INVESTIGATIONS

The Navajo Housing Tragedy: Shiprock

The Republic | azcentral.com
Horses graze on the former site of a Navajo Housing Authority project in Shiprock, Ariz. Houses were built, then torn down without being occupied, amid a torrent of problems.

An Arizona Republic investigation has found the Navajo Housing Authority, the agency responsible for spending $1.66 billion to ease housing shortages in Indian country has failed in ways almost too numerous to count.

Few places exemplify the mismanagement and malfeasance like Shiprock.

Housing expert Chester Carl by 2006 had spent a dozen years as director of the Navajo Nation agency responsible for providing homes for nearly 200,000 tribal members on the sprawling reservation.
Carl also served as president of the National American Indian Housing Council, and touted his skills for getting much-needed dwellings built.

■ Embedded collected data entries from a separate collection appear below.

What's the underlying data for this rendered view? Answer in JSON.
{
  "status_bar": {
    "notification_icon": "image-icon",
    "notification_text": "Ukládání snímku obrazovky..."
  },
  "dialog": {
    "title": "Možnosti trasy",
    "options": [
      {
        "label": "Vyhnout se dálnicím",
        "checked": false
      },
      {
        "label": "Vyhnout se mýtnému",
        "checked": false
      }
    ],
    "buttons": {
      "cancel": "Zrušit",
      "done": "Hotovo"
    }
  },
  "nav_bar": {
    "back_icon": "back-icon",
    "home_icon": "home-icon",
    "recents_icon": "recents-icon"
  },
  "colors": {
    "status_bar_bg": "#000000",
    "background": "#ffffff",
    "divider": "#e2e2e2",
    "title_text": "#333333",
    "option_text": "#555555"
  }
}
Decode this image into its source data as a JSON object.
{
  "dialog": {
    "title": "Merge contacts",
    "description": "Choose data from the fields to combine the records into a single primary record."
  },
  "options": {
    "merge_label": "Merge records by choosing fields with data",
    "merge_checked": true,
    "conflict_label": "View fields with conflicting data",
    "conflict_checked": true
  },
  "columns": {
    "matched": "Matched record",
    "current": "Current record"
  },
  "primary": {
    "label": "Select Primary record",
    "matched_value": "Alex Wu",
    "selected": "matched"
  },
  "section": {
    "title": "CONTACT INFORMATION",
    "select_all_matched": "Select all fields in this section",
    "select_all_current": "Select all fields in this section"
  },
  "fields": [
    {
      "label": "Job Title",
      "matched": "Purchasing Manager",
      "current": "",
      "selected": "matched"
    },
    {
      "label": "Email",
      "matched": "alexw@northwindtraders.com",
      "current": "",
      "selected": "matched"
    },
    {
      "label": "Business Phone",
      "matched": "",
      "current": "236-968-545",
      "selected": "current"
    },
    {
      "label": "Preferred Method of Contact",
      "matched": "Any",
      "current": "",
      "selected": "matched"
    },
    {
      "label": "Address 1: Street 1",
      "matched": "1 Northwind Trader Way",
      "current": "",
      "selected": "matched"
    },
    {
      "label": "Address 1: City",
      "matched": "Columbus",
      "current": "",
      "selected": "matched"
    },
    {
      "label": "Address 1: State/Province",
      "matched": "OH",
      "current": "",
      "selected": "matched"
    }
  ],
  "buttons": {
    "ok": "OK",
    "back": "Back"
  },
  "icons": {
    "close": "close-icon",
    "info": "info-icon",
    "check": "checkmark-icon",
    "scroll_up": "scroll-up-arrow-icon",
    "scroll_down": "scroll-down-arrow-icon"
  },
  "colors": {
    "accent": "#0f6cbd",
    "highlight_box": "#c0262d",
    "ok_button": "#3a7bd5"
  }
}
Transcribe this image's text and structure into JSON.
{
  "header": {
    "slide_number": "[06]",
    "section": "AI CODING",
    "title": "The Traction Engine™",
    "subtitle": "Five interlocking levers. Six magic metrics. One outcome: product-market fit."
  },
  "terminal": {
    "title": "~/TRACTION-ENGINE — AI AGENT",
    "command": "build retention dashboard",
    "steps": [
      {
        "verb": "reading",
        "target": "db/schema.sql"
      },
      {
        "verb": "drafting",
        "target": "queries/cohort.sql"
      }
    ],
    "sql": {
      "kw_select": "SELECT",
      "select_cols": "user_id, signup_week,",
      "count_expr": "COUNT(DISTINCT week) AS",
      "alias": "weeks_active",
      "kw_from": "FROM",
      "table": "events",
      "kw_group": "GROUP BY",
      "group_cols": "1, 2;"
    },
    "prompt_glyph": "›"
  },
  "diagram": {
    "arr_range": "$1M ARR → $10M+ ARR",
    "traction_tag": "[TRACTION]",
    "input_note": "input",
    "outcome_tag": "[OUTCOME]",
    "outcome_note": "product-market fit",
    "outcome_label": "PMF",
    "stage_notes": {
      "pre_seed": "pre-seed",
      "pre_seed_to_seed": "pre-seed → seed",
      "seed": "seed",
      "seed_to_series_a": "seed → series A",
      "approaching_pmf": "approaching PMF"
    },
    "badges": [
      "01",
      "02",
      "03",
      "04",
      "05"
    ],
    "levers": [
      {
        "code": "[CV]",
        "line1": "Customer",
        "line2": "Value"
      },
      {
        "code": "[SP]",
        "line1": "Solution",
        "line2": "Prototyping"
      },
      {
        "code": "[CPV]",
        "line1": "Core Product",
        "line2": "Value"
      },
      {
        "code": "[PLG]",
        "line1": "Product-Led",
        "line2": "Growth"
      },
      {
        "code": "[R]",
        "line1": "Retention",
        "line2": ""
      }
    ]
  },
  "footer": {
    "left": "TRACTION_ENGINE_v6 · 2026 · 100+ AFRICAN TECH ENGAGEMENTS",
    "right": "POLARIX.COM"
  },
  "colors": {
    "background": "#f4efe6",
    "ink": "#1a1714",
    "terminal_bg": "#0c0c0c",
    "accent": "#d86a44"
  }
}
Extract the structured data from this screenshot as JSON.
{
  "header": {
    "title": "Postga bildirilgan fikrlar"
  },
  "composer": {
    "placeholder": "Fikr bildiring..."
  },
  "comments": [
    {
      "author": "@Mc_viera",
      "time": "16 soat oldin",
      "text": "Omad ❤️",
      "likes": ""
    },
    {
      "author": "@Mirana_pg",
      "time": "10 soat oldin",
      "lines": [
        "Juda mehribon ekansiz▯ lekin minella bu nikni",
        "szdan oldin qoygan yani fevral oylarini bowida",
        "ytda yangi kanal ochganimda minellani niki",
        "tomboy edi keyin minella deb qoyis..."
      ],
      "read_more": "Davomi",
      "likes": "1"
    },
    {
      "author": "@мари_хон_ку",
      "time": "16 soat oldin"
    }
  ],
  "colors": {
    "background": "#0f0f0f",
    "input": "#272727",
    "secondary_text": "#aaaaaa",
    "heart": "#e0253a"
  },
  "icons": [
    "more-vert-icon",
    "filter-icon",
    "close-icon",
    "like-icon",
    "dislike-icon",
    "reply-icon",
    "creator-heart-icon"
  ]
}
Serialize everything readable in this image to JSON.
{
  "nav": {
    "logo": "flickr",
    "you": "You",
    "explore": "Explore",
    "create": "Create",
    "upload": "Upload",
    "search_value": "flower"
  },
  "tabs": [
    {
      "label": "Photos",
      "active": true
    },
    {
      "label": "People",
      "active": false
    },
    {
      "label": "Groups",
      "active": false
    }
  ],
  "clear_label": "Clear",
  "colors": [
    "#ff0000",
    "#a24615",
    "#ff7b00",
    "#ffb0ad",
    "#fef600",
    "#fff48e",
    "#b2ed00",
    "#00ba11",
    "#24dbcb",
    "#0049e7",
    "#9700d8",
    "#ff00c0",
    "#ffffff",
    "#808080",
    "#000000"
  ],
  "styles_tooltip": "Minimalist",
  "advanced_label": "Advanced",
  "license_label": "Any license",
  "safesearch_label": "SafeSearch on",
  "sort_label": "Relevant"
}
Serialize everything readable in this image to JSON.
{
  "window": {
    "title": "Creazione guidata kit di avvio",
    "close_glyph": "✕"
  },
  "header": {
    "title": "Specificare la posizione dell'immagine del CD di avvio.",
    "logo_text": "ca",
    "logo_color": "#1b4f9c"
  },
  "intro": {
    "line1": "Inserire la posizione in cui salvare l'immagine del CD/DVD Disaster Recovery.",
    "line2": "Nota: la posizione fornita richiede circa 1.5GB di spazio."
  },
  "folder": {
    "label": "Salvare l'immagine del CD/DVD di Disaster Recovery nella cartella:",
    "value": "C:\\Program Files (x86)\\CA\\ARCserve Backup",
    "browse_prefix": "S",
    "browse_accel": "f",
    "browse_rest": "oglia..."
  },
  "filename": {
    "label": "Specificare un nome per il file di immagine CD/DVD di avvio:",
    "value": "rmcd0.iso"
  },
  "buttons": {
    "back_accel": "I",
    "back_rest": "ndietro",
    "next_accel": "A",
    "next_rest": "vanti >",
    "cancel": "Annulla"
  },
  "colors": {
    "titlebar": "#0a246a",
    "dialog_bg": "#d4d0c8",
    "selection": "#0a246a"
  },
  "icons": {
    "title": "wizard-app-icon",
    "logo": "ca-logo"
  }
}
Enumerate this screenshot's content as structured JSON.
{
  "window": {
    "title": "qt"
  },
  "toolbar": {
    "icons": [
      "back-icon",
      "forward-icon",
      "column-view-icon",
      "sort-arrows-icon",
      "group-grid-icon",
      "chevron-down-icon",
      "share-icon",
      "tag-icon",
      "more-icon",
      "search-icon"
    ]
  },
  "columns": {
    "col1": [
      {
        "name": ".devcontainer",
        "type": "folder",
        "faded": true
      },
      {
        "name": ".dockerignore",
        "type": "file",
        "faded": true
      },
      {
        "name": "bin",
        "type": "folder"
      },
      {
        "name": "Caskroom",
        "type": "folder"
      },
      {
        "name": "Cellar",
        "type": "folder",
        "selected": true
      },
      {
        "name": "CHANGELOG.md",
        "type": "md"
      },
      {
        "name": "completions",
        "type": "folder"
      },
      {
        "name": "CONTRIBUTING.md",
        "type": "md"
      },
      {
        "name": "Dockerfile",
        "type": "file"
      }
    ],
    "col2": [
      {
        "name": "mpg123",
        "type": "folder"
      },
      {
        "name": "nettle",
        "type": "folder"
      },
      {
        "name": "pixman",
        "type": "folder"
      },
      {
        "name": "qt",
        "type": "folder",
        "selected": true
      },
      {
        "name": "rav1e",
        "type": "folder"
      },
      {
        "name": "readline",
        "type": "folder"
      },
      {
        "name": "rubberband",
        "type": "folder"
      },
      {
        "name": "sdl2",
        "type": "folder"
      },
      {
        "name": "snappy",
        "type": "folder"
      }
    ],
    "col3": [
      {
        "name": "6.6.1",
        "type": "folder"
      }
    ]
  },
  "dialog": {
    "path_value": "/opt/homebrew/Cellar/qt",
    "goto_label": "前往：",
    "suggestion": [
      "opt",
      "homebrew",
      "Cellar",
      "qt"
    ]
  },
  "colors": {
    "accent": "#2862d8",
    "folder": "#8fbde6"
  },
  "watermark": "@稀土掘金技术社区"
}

In Depth:The Navajo Housing Tragedy: Where did $1 billion go? 

Then the federal Department of Housing and Urban Development’s inspector general conducted a detailed audit.

A federal grand jury indicted Carl in 2009, accusing him of a criminal conspiracy with developer William Aubrey of Lodgebuilder Inc. Aubrey’s Nevada-based company built dozens of reservation homes in Chilchinbeto, Ariz., and South Shiprock, N.M., with federal funds channeled through the Navajo Housing Authority.

The South Shiprock project was a bust: Just one of 91 homes built ever was occupied. The rest sat vacant and have since been torn down.